Centenas de pessoas, autoridades e colegas prestaram homenagem neste sábado aos agentes Germán Pérez e Jerónimo Jiménez na igreja da Concepción em Huelva, após suas mortes na sexta-feira em uma colisão durante uma perseguição marítima.

O funeral ocorreu com grande presença de cidadãos e representantes institucionais. Os caixões, cobertos com a bandeira da Espanha, foram carregados por colegas da Guarda Civil até a igreja, onde o bispo Santiago Gómez Sierra conduziu a missa.

Gómez Sierra destacou que os agentes foram "arrancados da vida enquanto cumpriam seu dever" e criticou o narcotráfico como um negócio "manchado de lágrimas e sangue". O bispo pediu mais recursos para as forças de segurança e uma maior intolerância social contra o tráfico de drogas, que transformou Huelva em um dos principais pontos de entrada.

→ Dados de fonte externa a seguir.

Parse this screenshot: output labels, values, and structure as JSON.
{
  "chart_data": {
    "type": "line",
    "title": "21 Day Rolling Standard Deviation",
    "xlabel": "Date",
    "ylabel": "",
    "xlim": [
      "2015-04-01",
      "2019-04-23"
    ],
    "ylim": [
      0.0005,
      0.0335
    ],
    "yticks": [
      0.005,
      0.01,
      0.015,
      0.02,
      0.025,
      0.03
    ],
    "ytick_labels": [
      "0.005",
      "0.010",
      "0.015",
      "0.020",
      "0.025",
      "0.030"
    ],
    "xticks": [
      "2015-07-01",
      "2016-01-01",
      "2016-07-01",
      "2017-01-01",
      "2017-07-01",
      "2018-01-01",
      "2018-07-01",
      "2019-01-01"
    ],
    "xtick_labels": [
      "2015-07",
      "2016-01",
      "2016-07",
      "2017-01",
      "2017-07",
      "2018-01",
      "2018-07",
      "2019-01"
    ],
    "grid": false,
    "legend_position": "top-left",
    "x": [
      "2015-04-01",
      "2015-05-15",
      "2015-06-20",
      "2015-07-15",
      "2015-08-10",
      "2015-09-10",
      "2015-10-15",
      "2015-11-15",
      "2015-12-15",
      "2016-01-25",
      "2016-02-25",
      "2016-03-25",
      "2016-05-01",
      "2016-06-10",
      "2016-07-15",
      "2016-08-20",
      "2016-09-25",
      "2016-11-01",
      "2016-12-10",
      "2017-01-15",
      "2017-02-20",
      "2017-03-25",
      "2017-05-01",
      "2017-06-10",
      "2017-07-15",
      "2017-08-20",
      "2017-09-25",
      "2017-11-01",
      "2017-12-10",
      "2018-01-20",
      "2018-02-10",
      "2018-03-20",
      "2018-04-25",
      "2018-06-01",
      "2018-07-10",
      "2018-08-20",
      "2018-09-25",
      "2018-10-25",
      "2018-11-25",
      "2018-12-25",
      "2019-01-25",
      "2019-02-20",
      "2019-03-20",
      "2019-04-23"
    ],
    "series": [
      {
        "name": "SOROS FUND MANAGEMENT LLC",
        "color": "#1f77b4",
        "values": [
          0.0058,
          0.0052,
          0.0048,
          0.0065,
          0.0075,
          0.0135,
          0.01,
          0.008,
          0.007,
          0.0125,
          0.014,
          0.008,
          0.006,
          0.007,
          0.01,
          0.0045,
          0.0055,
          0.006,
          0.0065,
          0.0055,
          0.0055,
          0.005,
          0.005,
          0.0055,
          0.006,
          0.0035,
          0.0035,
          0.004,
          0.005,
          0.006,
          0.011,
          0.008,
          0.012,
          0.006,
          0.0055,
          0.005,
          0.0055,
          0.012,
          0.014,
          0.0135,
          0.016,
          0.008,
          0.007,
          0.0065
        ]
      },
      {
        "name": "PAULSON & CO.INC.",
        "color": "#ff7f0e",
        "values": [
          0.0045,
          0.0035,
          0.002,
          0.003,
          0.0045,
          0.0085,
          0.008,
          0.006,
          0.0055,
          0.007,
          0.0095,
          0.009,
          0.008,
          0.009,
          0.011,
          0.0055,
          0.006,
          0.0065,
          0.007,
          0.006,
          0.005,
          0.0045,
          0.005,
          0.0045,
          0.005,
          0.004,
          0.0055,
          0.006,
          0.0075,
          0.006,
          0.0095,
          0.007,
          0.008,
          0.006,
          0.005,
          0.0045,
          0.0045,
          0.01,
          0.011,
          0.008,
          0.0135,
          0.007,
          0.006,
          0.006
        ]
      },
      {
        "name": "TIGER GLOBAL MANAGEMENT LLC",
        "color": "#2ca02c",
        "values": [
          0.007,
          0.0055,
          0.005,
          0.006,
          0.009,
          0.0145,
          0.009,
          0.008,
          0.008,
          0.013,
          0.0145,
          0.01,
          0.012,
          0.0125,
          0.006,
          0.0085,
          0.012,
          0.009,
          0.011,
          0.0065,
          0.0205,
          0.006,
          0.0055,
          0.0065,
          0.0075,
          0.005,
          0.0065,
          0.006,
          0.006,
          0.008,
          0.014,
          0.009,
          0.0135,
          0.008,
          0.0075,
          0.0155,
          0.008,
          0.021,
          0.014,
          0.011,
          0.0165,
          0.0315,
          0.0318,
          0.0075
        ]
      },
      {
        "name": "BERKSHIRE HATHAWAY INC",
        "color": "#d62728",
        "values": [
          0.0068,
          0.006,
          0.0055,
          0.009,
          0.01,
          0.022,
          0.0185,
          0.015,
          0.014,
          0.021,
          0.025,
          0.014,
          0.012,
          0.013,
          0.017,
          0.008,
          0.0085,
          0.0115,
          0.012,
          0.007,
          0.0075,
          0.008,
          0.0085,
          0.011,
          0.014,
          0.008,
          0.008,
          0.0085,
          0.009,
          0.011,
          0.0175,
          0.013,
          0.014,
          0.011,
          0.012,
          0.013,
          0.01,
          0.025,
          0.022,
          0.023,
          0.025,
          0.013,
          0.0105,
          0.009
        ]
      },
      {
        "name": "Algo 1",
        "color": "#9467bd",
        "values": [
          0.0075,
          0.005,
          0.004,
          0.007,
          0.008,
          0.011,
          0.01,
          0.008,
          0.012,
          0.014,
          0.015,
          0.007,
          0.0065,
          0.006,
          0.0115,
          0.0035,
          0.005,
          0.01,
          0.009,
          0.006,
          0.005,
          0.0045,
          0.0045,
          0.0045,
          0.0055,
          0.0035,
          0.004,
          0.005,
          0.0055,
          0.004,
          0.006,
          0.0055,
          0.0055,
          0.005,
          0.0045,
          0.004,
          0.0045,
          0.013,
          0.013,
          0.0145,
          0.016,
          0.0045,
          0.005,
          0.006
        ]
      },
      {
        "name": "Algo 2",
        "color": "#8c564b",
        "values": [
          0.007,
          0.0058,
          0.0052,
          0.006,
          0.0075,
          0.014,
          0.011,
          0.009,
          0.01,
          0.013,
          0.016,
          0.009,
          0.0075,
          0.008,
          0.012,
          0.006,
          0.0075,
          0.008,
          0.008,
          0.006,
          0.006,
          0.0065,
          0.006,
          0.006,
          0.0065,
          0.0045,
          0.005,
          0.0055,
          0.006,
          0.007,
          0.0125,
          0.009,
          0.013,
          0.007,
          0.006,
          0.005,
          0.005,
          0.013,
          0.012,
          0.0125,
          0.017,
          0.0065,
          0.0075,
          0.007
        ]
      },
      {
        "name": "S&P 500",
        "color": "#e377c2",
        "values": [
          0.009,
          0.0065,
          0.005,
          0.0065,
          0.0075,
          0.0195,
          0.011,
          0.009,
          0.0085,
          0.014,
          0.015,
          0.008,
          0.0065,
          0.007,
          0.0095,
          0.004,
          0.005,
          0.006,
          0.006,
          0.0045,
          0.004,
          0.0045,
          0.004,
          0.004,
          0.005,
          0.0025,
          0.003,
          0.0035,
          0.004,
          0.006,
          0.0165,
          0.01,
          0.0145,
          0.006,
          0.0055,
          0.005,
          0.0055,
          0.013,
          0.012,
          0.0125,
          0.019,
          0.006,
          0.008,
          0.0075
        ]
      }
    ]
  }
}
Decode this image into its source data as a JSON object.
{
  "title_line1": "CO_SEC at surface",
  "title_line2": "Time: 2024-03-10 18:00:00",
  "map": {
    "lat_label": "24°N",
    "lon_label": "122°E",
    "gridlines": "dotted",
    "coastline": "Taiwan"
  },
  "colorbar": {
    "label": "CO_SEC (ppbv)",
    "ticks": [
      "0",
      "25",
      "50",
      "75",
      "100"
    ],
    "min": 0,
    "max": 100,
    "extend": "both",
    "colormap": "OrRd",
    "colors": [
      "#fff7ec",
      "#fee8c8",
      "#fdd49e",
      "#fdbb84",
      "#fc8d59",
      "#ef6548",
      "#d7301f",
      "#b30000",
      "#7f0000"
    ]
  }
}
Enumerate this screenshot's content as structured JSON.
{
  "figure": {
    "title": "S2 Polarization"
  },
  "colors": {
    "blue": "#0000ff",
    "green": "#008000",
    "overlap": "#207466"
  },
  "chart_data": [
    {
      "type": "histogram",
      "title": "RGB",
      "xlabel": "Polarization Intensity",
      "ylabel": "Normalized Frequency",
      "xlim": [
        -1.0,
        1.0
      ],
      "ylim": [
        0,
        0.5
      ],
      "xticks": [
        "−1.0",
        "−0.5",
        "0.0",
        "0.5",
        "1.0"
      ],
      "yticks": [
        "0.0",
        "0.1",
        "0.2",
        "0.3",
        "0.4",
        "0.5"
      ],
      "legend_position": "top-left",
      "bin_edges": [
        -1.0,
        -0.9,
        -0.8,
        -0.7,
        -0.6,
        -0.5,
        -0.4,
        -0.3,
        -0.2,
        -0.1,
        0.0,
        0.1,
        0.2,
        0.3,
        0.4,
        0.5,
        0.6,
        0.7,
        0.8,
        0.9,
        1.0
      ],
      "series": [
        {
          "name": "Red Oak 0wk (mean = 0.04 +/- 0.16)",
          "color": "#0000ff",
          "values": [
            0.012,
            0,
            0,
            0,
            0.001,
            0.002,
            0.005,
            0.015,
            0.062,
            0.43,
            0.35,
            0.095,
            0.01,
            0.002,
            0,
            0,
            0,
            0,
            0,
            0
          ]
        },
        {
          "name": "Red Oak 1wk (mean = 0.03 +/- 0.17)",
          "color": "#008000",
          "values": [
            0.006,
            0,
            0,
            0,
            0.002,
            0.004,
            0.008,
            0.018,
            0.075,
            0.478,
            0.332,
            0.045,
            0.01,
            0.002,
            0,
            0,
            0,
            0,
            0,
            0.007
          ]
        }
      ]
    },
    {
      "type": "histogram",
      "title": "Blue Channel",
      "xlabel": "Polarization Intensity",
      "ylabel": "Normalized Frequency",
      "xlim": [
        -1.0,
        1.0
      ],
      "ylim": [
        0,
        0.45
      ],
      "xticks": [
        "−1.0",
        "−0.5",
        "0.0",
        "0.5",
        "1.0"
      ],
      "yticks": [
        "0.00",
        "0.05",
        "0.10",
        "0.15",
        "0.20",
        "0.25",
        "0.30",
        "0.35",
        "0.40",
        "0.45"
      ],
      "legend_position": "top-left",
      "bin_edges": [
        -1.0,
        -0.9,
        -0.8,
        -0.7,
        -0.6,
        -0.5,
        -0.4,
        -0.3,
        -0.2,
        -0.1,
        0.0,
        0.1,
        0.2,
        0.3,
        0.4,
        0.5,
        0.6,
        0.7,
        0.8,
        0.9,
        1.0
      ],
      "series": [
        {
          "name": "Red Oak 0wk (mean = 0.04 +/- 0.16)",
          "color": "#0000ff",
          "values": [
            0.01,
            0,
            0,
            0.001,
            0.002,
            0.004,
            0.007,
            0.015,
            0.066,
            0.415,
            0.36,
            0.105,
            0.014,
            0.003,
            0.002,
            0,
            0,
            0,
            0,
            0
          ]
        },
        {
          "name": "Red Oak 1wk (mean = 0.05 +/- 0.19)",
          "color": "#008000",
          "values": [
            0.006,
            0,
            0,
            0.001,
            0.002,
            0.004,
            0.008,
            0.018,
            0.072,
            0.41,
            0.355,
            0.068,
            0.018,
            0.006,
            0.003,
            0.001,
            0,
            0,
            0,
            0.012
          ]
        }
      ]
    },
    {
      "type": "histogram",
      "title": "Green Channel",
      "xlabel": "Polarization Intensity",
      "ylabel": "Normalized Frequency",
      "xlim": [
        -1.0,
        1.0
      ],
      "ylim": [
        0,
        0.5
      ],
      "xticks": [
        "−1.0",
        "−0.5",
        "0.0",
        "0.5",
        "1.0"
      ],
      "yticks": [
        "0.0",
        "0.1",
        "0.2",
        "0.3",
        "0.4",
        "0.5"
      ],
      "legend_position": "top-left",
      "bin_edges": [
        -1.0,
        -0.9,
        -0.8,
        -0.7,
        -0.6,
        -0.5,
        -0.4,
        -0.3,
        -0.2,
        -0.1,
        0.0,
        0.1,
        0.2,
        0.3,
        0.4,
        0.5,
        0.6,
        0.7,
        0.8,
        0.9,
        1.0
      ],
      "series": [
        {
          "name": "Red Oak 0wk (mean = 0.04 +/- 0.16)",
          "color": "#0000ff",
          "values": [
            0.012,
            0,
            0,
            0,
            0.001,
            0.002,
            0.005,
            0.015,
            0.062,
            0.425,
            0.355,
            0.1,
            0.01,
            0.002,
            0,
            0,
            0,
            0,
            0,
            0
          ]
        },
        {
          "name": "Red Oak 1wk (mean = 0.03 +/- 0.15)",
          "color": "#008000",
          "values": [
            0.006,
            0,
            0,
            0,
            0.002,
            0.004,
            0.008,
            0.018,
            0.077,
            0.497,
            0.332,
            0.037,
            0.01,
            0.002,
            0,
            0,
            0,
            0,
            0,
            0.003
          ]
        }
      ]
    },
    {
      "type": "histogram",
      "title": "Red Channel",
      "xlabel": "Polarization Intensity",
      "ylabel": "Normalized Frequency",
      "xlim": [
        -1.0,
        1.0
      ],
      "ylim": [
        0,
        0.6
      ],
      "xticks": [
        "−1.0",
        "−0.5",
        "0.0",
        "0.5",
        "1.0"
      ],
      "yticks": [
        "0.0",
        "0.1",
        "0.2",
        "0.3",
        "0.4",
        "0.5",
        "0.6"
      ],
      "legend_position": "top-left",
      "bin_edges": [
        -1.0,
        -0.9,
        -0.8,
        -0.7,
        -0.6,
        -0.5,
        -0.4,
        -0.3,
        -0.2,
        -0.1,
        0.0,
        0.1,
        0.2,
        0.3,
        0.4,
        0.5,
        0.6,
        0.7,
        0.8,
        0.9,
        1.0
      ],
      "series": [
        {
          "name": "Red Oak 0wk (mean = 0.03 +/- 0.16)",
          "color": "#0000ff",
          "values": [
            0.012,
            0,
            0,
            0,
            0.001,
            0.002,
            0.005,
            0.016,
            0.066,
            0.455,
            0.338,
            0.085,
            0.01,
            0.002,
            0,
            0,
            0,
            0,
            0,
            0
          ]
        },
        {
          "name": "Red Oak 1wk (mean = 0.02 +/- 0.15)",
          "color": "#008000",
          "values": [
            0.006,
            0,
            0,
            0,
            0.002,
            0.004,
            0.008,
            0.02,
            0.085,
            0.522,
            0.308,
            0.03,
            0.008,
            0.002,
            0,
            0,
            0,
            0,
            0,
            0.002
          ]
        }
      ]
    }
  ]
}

Entre as autoridades presentes estavam a secretária de Estado de Segurança, Aina Calvo, a diretora-geral da Guarda Civil, Mercedes González, e o presidente regional da Andaluzia, Juanma Moreno. A candidata socialista María Jesús Montero foi vaiada ao chegar à capela funerária.

Juanma Moreno lamentou a perda de "dois grandes servidores públicos" e recordou que o narcotráfico é um "problema muito grave" para a Andaluzia, semelhante ao que ocorreu há dois anos em Barbate.